Le biologiste de la faune émet l’hypothèse que les loups suivent les cerfs, ce qui explique par exemple qu’ils trouvent plus de chamois en hauteur dans les montagnes en été. Par ailleurs, il semblerait que les individus n’étant pas intégrés à une meute consomment plus de chevreuils que les autres. «Les meutes qui chassent en groupe peuvent se permettre d’attaquer des animaux plus grands, mais cela reste une hypothèse.» Les résultats de son étude seront publiés prochainement dans le journal Wildlife Biology. Florin Kunz espère que cela pourra avoir une influence sur la gestion des ongulés. «Intégrer sa présence à la planification de la chasse me semble important.»
D’où vient le stress des bovins?
Dans sa thèse, Philippine Surer a analysé les cas de prédation de loup sur les bovins dans le Jura vaudois. Entre 2023 et 2024, 98% des victimes avaient moins de deux ans et 65% moins d’une année. «Parmi les animaux montés à l’alpage pour l’estivage, il y a un grand nombre de troupeaux de génisses de races laitières inexpérimentées, relève la chercheuse. Elles n’ont pas un comportement de défense marqué comme celui des vaches allaitantes avec leurs veaux, par exemple, et restent vulnérables. De plus, elles se retrouvent au milieu du territoire des loups. Cela crée un potentiel de conflit, car les zones se superposent.»
Les propriétaires de bétail pensent que la situation engendre un stress certain sur leurs animaux qui ont changé de comportement et sont devenus plus agressifs depuis le retour du canidé sauvage. Pour le vérifier, et savoir comment les bovins utilisent leurs pâturages, la doctorante a équipé des troupeaux de GPS, en accord avec les éleveuses et les éleveurs. Il s’agit d’un boîtier installé sur le collier en cuir qui supporte la cloche des vaches. Dix troupeaux en portent: cinq dans le Jura vaudois et cinq autres dans une zone où il n’y a pas de loups résidents, afin de les comparer face à des tensions diverses.

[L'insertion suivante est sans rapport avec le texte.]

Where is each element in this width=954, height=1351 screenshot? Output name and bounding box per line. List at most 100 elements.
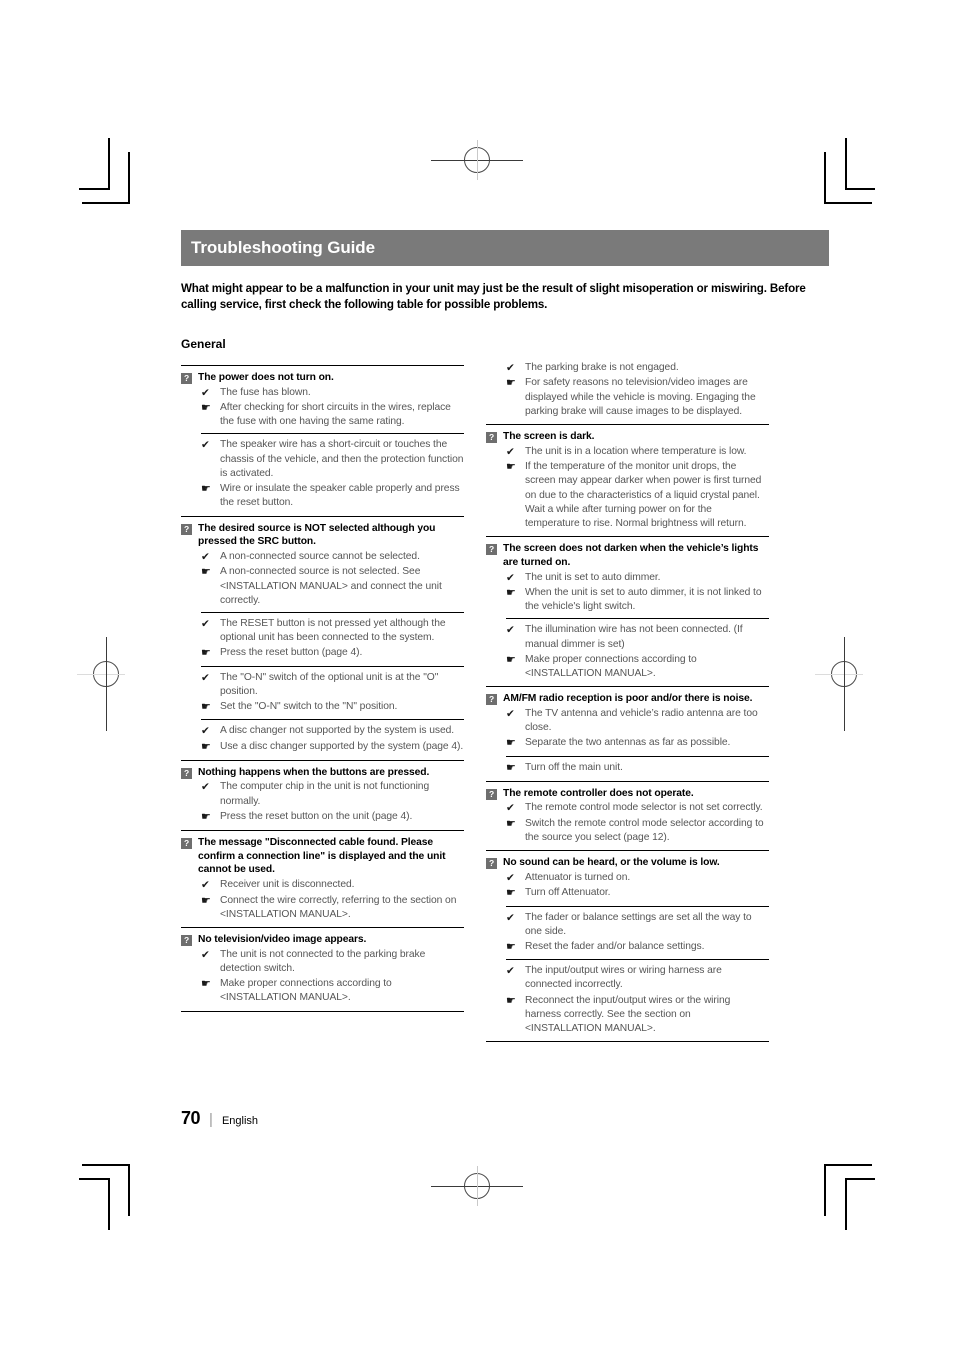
symptom-text: No sound can be heard, or the volume is … — [503, 857, 720, 869]
cause-text: Attenuator is turned on. — [525, 871, 631, 883]
check-icon: ✔ — [201, 617, 210, 630]
cause-item: ✔ The unit is set to auto dimmer. — [506, 571, 769, 585]
pointing-hand-icon: ☛ — [201, 647, 211, 660]
block-divider — [486, 780, 769, 782]
remedy-text: Connect the wire correctly, referring to… — [220, 894, 457, 920]
group-divider — [506, 618, 769, 620]
block-divider — [181, 364, 464, 366]
remedy-item: ☛ For safety reasons no television/video … — [506, 376, 769, 419]
symptom-text: The screen is dark. — [503, 431, 595, 442]
group-divider — [201, 611, 464, 613]
check-icon: ✔ — [201, 948, 210, 961]
block-divider — [181, 759, 464, 761]
check-icon: ✔ — [201, 386, 210, 399]
symptom-heading: ? The power does not turn on. — [181, 371, 464, 385]
trouble-block: ? The power does not turn on. ✔ The fuse ha… — [181, 364, 464, 511]
registration-mark-top-vline — [477, 140, 478, 180]
pointing-hand-icon: ☛ — [506, 761, 516, 774]
cause-item: ✔ The fader or balance settings are set a… — [506, 911, 769, 939]
cause-item: ✔ The unit is in a location where tempera… — [506, 445, 769, 459]
symptom-text: AM/FM radio reception is poor and/or the… — [503, 693, 753, 705]
remedy-item: ☛ Turn off Attenuator. — [506, 886, 769, 901]
remedy-text: Reset the fader and/or balance settings. — [525, 941, 705, 953]
crop-mark-top-right-inner-h — [824, 202, 872, 204]
cause-item: ✔ The TV antenna and vehicle’s radio ante… — [506, 707, 769, 735]
remedy-text: Use a disc changer supported by the syst… — [220, 740, 464, 752]
remedy-item: ☛ Separate the two antennas as far as pos… — [506, 736, 769, 751]
crop-mark-bottom-left-outer-h — [79, 1178, 109, 1180]
group-divider — [506, 755, 769, 757]
symptom-heading: ? Nothing happens when the buttons are pr… — [181, 766, 464, 780]
question-mark-icon: ? — [486, 544, 497, 556]
crop-mark-top-left-outer-v — [108, 138, 110, 190]
remedy-text: Wire or insulate the speaker cable prope… — [220, 483, 460, 509]
page-title: Troubleshooting Guide — [181, 230, 829, 266]
remedy-text: Make proper connections according to <IN… — [525, 653, 697, 680]
remedy-item: ☛ Turn off the main unit. — [506, 761, 769, 776]
cause-text: The unit is not connected to the parking… — [220, 948, 426, 974]
check-icon: ✔ — [201, 550, 210, 563]
cause-remedy-group: ✔ The RESET button is not pressed yet alt… — [181, 617, 464, 662]
remedy-text: Turn off Attenuator. — [525, 887, 611, 899]
block-divider — [486, 424, 769, 425]
remedy-item: ☛ Make proper connections according to <I… — [506, 653, 769, 681]
cause-text: A non-connected source cannot be selecte… — [220, 550, 420, 562]
check-icon: ✔ — [506, 624, 515, 637]
cause-remedy-group: ✔ The unit is set to auto dimmer. ☛ When th… — [486, 571, 769, 615]
check-icon: ✔ — [506, 871, 515, 884]
check-icon: ✔ — [506, 445, 515, 458]
block-divider — [486, 686, 769, 688]
remedy-text: Separate the two antennas as far as poss… — [525, 737, 731, 749]
group-divider — [506, 959, 769, 961]
symptom-text: The power does not turn on. — [198, 371, 334, 383]
remedy-item: ☛ A non-connected source is not selected.… — [201, 565, 464, 608]
crop-mark-top-right-outer-v — [845, 138, 847, 190]
block-end-divider — [486, 1041, 769, 1043]
cause-item: ✔ The parking brake is not engaged. — [506, 361, 769, 375]
crop-mark-bottom-left-inner-h — [82, 1164, 130, 1166]
cause-remedy-group: ✔ Attenuator is turned on. ☛ Turn off Atten… — [486, 871, 769, 902]
cause-remedy-group: ✔ The unit is in a location where tempera… — [486, 445, 769, 532]
cause-item: ✔ A non-connected source cannot be select… — [201, 550, 464, 564]
check-icon: ✔ — [506, 802, 515, 815]
crop-mark-bottom-right-inner-h — [824, 1164, 872, 1166]
cause-remedy-group: ✔ The input/output wires or wiring harnes… — [486, 964, 769, 1036]
symptom-text: The desired source is NOT selected altho… — [198, 522, 436, 548]
block-divider — [486, 850, 769, 852]
crop-mark-top-left-inner-h — [82, 202, 130, 204]
question-mark-icon: ? — [181, 372, 192, 384]
cause-remedy-group: ✔ The computer chip in the unit is not fu… — [181, 780, 464, 825]
footer-separator: | — [209, 1111, 213, 1128]
block-divider — [486, 536, 769, 538]
remedy-item: ☛ Switch the remote control mode selector… — [506, 817, 769, 845]
cause-remedy-group: ✔ The illumination wire has not been conn… — [486, 623, 769, 681]
cause-text: The parking brake is not engaged. — [525, 361, 679, 373]
cause-remedy-group: ✔ A disc changer not supported by the sys… — [181, 724, 464, 755]
crop-mark-top-right-inner-v — [824, 152, 826, 204]
two-column-layout: ? The power does not turn on. ✔ The fuse ha… — [181, 360, 829, 1047]
pointing-hand-icon: ☛ — [506, 737, 516, 750]
cause-text: Receiver unit is disconnected. — [220, 879, 355, 891]
cause-item: ✔ A disc changer not supported by the sys… — [201, 724, 464, 738]
cause-item: ✔ Receiver unit is disconnected. — [201, 878, 464, 892]
check-icon: ✔ — [201, 725, 210, 738]
section-heading-general: General — [181, 336, 226, 351]
remedy-item: ☛ Press the reset button (page 4). — [201, 646, 464, 661]
question-mark-icon: ? — [181, 523, 192, 535]
remedy-text: If the temperature of the monitor unit d… — [525, 461, 762, 529]
cause-text: The unit is set to auto dimmer. — [525, 571, 661, 583]
cause-item: ✔ The remote control mode selector is not… — [506, 801, 769, 815]
question-mark-icon: ? — [486, 788, 497, 800]
crop-mark-top-right-outer-h — [845, 188, 875, 190]
cause-text: The speaker wire has a short-circuit or … — [220, 439, 464, 479]
check-icon: ✔ — [201, 781, 210, 794]
cause-item: ✔ The illumination wire has not been conn… — [506, 623, 769, 651]
cause-text: The "O-N" switch of the optional unit is… — [220, 671, 439, 697]
cause-text: The illumination wire has not been conne… — [525, 624, 743, 650]
left-column: ? The power does not turn on. ✔ The fuse ha… — [181, 360, 464, 1017]
symptom-text: The remote controller does not operate. — [503, 787, 694, 799]
pointing-hand-icon: ☛ — [201, 566, 211, 579]
trouble-block: ✔ The parking brake is not engaged. ☛ For s… — [486, 361, 769, 419]
pointing-hand-icon: ☛ — [506, 461, 516, 474]
cause-item: ✔ The speaker wire has a short-circuit or… — [201, 438, 464, 481]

«Le GPS prend une position toutes les cinq minutes, signale la biologiste de la faune. À cela s’ajoute un accéléromètre qui mesure les fréquences et indique le comportement de l’animal. Nous avons collaboré avec une étudiante en master, Cécile Weber, qui a filmé les vaches dans différentes situations. Ensuite, nous avons fait correspondre les séquences d’accélération de l’accéléromètre avec les comportements des bovins. Par exemple, telle séquence coïncide avec la rumination.» Là où le loup passe, les vaches se rapprochent-elles des chalets et évitent-elles les forêts boisées? Et lorsqu’il se montre, le stress des bovins est-il à son comble?
Réponses bientôt, car la chercheuse analyse actuellement les données récoltées sur une saison, en collaboration avec Alex Del Fante, étudiant en master. «Nous avons aussi collecté des bouses tous les matins durant une semaine afin de regarder leur concentration de cortisol, l’hormone sécrétée en cas de situation de stress, signale Philippine Surer. Les attaques se déroulent en général la nuit et le cortisol s’exprime environ dix heures après un événement stressant.»
Le loup a-t-il un effet non létal sur les bovins? Son impact indirect est-il plus grand que son impact direct? La doctorante indique que des études le montrent en Amérique du Nord. «Mais les zones de pâturages y sont énormes et la comparaison est difficile. Le but de nos recherches est aussi d’aider par la suite les éleveuses et les éleveurs à réfléchir à la meilleure façon de protéger leurs animaux. En tant que scientifique, j’aimerais que nous trouvions des compromis pour une coexistence entre les activités pastorales et la présence des loups. Des mesures peuvent être prises dans ce sens, avec l’aide des Autorités.»